How to read a dossier
Evidence strength is not safety status.
CosmeticFountain uses a two-axis model so readers do not confuse “tested” with “safe for everyone,” or “insufficient evidence” with “dangerous.”
Evidence strength
A — Strong: multiple quality trials and consistent findings. B — Promising: some quality trials with limited replication. C — Preliminary: small, in-vitro, or biologically plausible evidence. D — Insufficient: no quality studies found. X — Unsupported: reviewed evidence does not support the specific claim.
Safety status
Clear: no known concerns at standard cosmetic concentrations. Monitor: context-dependent concerns such as pregnancy, sensitive skin, UV exposure, or device parameters. Caution: adverse potential may require professional guidance. Regulatory flag: restricted, prohibited, or classification-sensitive in at least one jurisdiction.
Seven-section dossier anatomy
Every full dossier follows the same order: Claim, Evidence grade, Evidence narrative, Uncertainty, Safety context, Verdict, Sources and metadata.
Transparency metadata
Each dossier is designed to show first publication, last review, methodology version, source count, reviewer type, and grade history when available.
Uncertainty grammar
Strong, replicated evidence: “Evidence supports this claim at standard cosmetic concentrations.”

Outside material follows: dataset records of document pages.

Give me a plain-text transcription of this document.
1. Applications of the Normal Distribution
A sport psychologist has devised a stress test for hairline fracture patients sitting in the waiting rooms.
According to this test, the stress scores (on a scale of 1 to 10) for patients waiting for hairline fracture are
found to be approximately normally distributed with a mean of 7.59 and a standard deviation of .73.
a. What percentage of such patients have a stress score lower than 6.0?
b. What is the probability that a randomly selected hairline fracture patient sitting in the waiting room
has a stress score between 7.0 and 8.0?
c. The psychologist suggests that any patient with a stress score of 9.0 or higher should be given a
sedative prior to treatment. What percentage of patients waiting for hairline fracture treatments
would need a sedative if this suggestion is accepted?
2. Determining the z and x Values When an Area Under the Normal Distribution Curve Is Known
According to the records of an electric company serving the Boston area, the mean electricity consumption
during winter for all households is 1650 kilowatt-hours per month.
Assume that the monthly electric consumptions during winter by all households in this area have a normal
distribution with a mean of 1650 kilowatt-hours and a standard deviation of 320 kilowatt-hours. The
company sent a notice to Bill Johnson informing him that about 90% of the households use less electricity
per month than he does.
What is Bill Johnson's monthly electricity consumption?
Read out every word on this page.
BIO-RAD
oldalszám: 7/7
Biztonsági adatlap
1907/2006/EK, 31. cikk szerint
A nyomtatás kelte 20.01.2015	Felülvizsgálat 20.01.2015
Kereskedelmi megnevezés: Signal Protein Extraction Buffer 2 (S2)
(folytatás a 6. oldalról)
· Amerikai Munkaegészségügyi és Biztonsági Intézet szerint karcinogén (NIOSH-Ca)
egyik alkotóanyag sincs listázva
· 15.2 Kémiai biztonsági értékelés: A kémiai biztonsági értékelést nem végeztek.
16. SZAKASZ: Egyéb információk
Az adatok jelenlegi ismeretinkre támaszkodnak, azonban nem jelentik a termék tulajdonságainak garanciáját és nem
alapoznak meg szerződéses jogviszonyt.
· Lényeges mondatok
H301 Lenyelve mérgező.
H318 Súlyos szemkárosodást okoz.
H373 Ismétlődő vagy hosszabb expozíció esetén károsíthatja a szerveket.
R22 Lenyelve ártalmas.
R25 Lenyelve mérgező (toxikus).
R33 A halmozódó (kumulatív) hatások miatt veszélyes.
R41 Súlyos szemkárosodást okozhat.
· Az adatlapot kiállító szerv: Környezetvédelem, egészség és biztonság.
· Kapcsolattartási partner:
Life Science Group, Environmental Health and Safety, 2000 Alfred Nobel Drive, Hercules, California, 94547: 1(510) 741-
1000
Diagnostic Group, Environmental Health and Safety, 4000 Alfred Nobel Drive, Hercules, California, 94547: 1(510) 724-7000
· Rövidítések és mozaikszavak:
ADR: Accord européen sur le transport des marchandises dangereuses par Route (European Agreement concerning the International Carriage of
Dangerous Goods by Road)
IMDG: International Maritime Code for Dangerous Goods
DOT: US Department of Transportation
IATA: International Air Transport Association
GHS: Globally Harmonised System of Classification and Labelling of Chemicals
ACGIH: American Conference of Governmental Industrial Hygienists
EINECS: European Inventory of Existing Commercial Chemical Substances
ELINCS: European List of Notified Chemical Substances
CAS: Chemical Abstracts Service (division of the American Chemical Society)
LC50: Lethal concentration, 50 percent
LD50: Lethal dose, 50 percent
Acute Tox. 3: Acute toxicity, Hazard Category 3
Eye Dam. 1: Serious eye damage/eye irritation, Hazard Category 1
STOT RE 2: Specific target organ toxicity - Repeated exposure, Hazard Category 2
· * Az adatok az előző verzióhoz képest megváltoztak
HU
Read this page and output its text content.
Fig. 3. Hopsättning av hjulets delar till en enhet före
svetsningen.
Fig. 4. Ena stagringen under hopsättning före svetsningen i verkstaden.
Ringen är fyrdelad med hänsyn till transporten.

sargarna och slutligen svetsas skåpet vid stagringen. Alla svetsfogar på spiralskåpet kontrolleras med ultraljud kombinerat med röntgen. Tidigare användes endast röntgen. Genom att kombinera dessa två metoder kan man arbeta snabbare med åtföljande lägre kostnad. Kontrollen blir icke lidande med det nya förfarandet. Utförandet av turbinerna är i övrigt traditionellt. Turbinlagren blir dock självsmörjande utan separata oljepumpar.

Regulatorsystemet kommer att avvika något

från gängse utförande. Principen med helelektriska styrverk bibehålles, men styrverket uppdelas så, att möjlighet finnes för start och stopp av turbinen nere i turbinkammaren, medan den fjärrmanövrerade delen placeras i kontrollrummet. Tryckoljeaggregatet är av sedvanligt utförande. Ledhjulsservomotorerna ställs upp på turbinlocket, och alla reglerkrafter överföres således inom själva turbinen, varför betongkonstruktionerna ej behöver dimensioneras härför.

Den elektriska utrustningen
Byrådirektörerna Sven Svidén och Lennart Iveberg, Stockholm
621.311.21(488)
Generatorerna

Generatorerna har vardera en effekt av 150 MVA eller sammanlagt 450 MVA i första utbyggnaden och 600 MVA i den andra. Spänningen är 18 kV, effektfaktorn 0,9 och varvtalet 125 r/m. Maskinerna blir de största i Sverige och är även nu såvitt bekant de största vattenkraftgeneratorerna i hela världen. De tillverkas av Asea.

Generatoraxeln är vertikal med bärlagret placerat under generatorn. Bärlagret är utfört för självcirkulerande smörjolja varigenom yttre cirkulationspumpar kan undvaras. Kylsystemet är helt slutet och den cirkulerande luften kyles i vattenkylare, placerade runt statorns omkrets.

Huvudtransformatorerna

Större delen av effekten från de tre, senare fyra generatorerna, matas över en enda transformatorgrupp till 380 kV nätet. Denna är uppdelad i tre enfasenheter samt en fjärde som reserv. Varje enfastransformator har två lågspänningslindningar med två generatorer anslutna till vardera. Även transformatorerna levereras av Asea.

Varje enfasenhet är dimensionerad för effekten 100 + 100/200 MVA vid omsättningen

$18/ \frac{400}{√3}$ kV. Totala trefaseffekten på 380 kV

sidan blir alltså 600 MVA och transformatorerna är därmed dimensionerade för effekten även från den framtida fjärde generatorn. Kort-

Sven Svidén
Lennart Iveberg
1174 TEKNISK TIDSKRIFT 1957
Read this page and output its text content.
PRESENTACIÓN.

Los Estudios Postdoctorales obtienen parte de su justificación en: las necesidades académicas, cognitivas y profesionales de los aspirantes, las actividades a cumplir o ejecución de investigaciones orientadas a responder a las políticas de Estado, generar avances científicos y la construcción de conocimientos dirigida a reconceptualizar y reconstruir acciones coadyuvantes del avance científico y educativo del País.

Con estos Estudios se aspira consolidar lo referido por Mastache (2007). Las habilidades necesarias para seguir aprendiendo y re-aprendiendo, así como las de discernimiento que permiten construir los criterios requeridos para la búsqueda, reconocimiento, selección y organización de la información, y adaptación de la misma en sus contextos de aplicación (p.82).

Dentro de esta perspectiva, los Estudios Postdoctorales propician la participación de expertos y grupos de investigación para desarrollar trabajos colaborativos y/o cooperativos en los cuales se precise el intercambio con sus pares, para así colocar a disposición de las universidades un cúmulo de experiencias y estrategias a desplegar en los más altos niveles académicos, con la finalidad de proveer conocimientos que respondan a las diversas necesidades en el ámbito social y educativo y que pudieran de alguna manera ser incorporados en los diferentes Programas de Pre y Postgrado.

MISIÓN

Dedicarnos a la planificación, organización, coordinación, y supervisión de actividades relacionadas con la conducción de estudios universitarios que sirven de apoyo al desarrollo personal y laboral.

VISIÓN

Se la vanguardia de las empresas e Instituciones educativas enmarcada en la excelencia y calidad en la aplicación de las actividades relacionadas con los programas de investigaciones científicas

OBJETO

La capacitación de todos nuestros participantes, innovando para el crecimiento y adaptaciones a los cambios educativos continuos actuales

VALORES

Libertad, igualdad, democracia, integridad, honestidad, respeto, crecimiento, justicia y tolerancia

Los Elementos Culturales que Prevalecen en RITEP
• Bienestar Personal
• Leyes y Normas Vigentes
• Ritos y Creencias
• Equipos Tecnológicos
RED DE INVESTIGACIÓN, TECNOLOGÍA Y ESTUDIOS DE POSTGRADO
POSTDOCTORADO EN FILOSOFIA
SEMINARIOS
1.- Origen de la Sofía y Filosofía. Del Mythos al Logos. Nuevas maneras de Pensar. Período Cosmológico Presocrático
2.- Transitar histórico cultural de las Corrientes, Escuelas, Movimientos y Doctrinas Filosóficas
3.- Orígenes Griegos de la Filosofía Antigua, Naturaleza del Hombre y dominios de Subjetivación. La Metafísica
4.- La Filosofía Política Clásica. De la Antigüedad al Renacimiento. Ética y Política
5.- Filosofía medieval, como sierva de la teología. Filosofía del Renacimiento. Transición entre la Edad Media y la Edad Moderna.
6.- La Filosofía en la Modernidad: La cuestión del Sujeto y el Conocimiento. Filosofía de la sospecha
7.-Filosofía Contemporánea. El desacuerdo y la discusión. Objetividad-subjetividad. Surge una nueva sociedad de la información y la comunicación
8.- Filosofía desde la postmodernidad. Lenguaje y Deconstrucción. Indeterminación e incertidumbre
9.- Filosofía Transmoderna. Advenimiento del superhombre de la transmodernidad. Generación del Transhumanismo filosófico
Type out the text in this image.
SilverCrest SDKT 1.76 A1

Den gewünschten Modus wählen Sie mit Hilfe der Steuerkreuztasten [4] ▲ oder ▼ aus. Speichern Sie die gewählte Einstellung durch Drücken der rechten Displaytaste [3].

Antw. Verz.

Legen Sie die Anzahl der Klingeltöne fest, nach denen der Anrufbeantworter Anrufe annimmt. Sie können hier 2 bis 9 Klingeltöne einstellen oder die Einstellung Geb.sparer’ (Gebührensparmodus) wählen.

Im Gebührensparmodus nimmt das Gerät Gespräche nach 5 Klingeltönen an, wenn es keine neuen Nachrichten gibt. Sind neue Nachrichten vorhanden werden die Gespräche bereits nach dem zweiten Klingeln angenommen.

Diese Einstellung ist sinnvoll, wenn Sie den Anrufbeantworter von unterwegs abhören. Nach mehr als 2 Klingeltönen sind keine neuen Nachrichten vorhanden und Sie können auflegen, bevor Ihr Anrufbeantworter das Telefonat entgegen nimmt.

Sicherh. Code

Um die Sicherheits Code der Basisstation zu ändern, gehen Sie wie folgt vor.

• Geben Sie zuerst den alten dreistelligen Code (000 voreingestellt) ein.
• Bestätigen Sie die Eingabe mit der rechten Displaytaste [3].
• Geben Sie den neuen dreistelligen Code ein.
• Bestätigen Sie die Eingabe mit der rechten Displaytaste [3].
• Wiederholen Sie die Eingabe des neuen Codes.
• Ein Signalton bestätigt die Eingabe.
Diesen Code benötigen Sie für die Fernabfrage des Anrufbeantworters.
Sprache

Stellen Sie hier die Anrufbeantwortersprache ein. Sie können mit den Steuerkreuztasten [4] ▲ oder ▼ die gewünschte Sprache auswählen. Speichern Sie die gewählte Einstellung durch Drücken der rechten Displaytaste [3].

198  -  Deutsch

Some evidence, not replicated: “Preliminary evidence is directional but not yet replicated at scale.”
In-vitro only: “Lab findings are promising; human trial data is absent.”
No studies found: “No published human trials were identified for this specific claim.”
Evidence contradicts the claim: “Available evidence does not support the stated claim.”
Manufacturer-funded only: “Available evidence is manufacturer-funded; independent replication is absent.”